| WHAT IS A PROFIT PLAN?
In a nutshell, a profit plan is simply management's action plan for achieving its profit goals expressed in financial terms and summarized in the form of projected financial statements and supporting schedules.
This may come as bad news to those who have an aversion to math, but unfortunately, there is no way around it; planning for profits requires that you deal with financial statements and that means dealing with numbers and a certain amount of number crunching.
A profit plan consists of two components: a marketing plan and an operating plan. The marketing plan is concerned with forecasting and generating sales revenue; the operating plan is concerned with budgeting and controlling costs. Together, they provide the inputs needed to project future profits.
WHY "PLAN" FOR PROFITS?
Profits don't just happen. It should go without saying that every business should have a carefully formulated, and well-documented profit plan that guides it in every aspect of its operations, and further, that every business should have a systematic process for developing, reviewing and updating its profit plan on a regular basis. Regrettably, however, this is not the case.
Too many managers regard profit planning (and the related budgeting process) to be on a par with sticking needles in their eyes and they would do almost anything to avoid, postpone or sabotage the process.
Say the words "planning" or "budgeting" and they cringe. To them, this is code for an attempt either: (1) to embarrass them by handcuffing them to hopelessly unrealistic goals, or (2) to commit them to meaningless rounds of wishful thinking and wasteful meetings that take them away from the "more important" task of running day-to-day operations.

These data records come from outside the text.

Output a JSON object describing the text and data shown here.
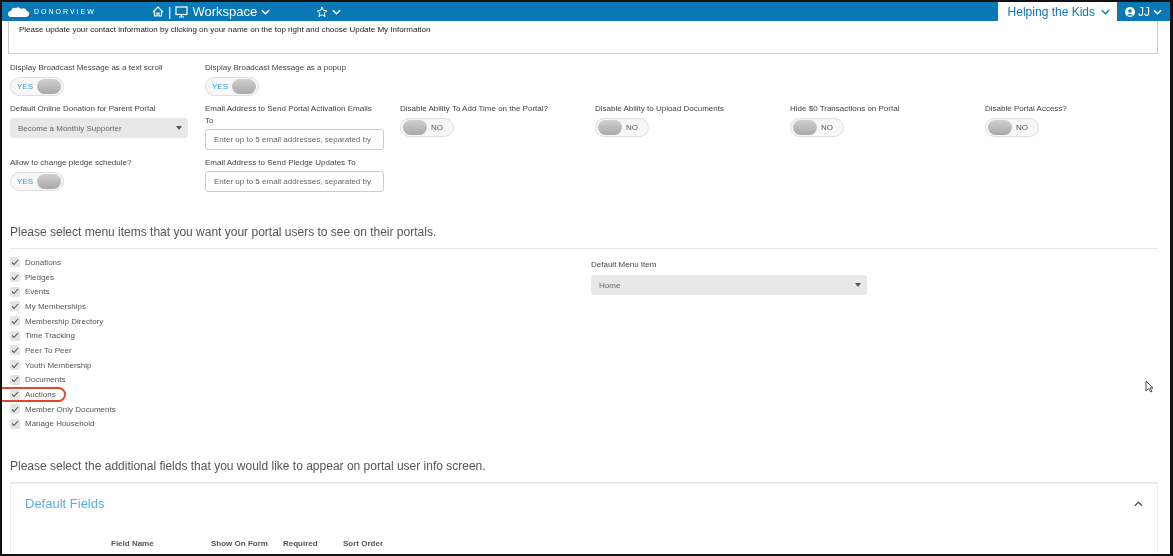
{
  "header": {
    "logo": "DONORVIEW",
    "separator": "|",
    "workspace": "Workspace",
    "organization": "Helping the Kids",
    "user": "JJ"
  },
  "broadcast_message": {
    "value": "Please update your contact information by clicking on your name on the top right and choose Update My Information"
  },
  "settings_rows": [
    [
      {
        "kind": "toggle",
        "label": "Display Broadcast Message as a text scroll",
        "on": true,
        "state_label": "YES"
      },
      {
        "kind": "toggle",
        "label": "Display Broadcast Message as a popup",
        "on": true,
        "state_label": "YES"
      }
    ],
    [
      {
        "kind": "select",
        "label": "Default Online Donation for Parent Portal",
        "value": "Become a Monthly Supporter"
      },
      {
        "kind": "email",
        "label": "Email Address to Send Portal Activation Emails To",
        "placeholder": "Enter up to 5 email addresses, separated by"
      },
      {
        "kind": "toggle",
        "label": "Disable Ability To Add Time on the Portal?",
        "on": false,
        "state_label": "NO"
      },
      {
        "kind": "toggle",
        "label": "Disable Ability to Upload Documents",
        "on": false,
        "state_label": "NO"
      },
      {
        "kind": "toggle",
        "label": "Hide $0 Transactions on Portal",
        "on": false,
        "state_label": "NO"
      },
      {
        "kind": "toggle",
        "label": "Disable Portal Access?",
        "on": false,
        "state_label": "NO"
      }
    ],
    [
      {
        "kind": "toggle",
        "label": "Allow to change pledge schedule?",
        "on": true,
        "state_label": "YES"
      },
      {
        "kind": "email",
        "label": "Email Address to Send Pledge Updates To",
        "placeholder": "Enter up to 5 email addresses, separated by"
      }
    ]
  ],
  "menu_section": {
    "heading": "Please select menu items that you want your portal users to see on their portals.",
    "items": [
      {
        "label": "Donations",
        "checked": true,
        "highlighted": false
      },
      {
        "label": "Pledges",
        "checked": true,
        "highlighted": false
      },
      {
        "label": "Events",
        "checked": true,
        "highlighted": false
      },
      {
        "label": "My Memberships",
        "checked": true,
        "highlighted": false
      },
      {
        "label": "Membership Directory",
        "checked": true,
        "highlighted": false
      },
      {
        "label": "Time Tracking",
        "checked": true,
        "highlighted": false
      },
      {
        "label": "Peer To Peer",
        "checked": true,
        "highlighted": false
      },
      {
        "label": "Youth Membership",
        "checked": true,
        "highlighted": false
      },
      {
        "label": "Documents",
        "checked": true,
        "highlighted": false
      },
      {
        "label": "Auctions",
        "checked": true,
        "highlighted": true
      },
      {
        "label": "Member Only Documents",
        "checked": true,
        "highlighted": false
      },
      {
        "label": "Manage Household",
        "checked": true,
        "highlighted": false
      }
    ],
    "default_menu_item": {
      "label": "Default Menu Item",
      "value": "Home"
    }
  },
  "fields_section": {
    "heading": "Please select the additional fields that you would like to appear on portal user info screen.",
    "panel_title": "Default Fields",
    "columns": [
      "Field Name",
      "Show On Form",
      "Required",
      "Sort Order"
    ]
  }
}
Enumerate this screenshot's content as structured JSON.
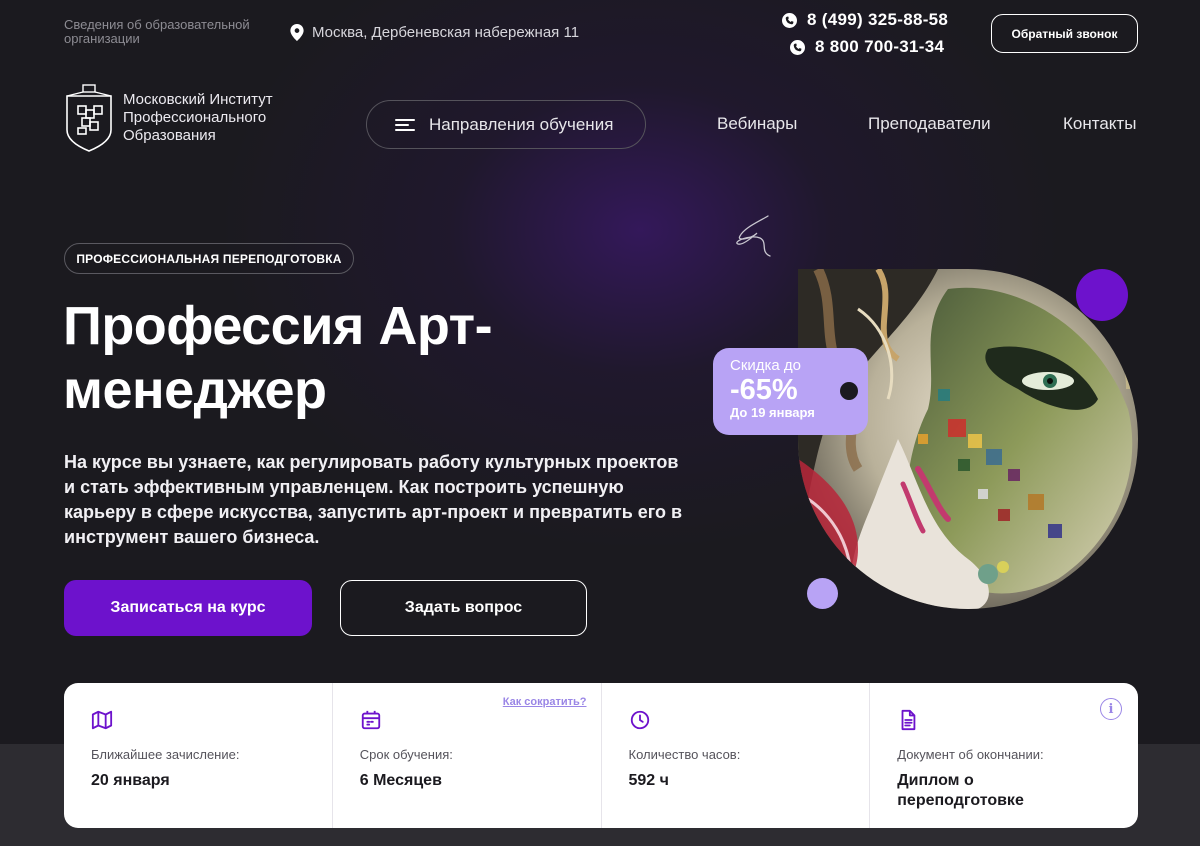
{
  "topbar": {
    "org_info": "Сведения об образовательной организации",
    "address": "Москва, Дербеневская набережная 11",
    "phones": [
      "8 (499) 325-88-58",
      "8 800 700-31-34"
    ],
    "callback_label": "Обратный звонок"
  },
  "header": {
    "logo_text": "Московский Институт Профессионального Образования",
    "directions_label": "Направления обучения",
    "nav": [
      "Вебинары",
      "Преподаватели",
      "Контакты"
    ]
  },
  "hero": {
    "badge": "ПРОФЕССИОНАЛЬНАЯ ПЕРЕПОДГОТОВКА",
    "title": "Профессия Арт-менеджер",
    "description": "На курсе вы узнаете, как регулировать работу культурных проектов и стать эффективным управленцем. Как построить успешную карьеру в сфере искусства, запустить арт-проект и превратить его в инструмент вашего бизнеса.",
    "primary_button": "Записаться на курс",
    "secondary_button": "Задать вопрос"
  },
  "discount": {
    "line1": "Скидка до",
    "value": "-65%",
    "until": "До 19 января"
  },
  "info": {
    "items": [
      {
        "icon": "map-icon",
        "label": "Ближайшее зачисление:",
        "value": "20 января"
      },
      {
        "icon": "calendar-icon",
        "label": "Срок обучения:",
        "value": "6 Месяцев",
        "link": "Как сократить?"
      },
      {
        "icon": "clock-icon",
        "label": "Количество часов:",
        "value": "592 ч"
      },
      {
        "icon": "document-icon",
        "label": "Документ об окончании:",
        "value": "Диплом о переподготовке"
      }
    ],
    "info_icon": "i"
  },
  "colors": {
    "accent": "#6d12cc",
    "lilac": "#b8a3f5",
    "background": "#1b1a1f"
  }
}
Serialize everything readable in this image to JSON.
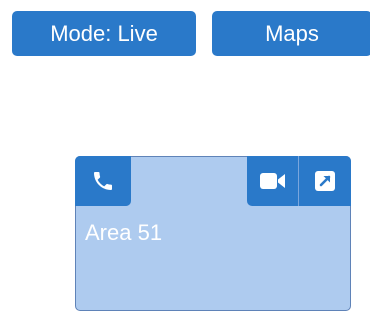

Yet a profit plan is the necessary connection that links management's profit goals to its operations. It is the means by which management can ensure that its profit goals are realistic and attainable and that its operations are moving in the right direction.
Without a sound profit plan, it is highly unlikely that any management team, however skilled, will consistently achieve its profit goals. As the old Chinese adage says: "If you don't know where you're going, you are likely to get where you are headed." And, we might add: that will probably not be where you want to be!
The irony is that profit planning need not be a distasteful experience. Like any other management tool, which may be challenging at first, once learned, it gives you a sense of mastery over your operations that can be acquired in no other way.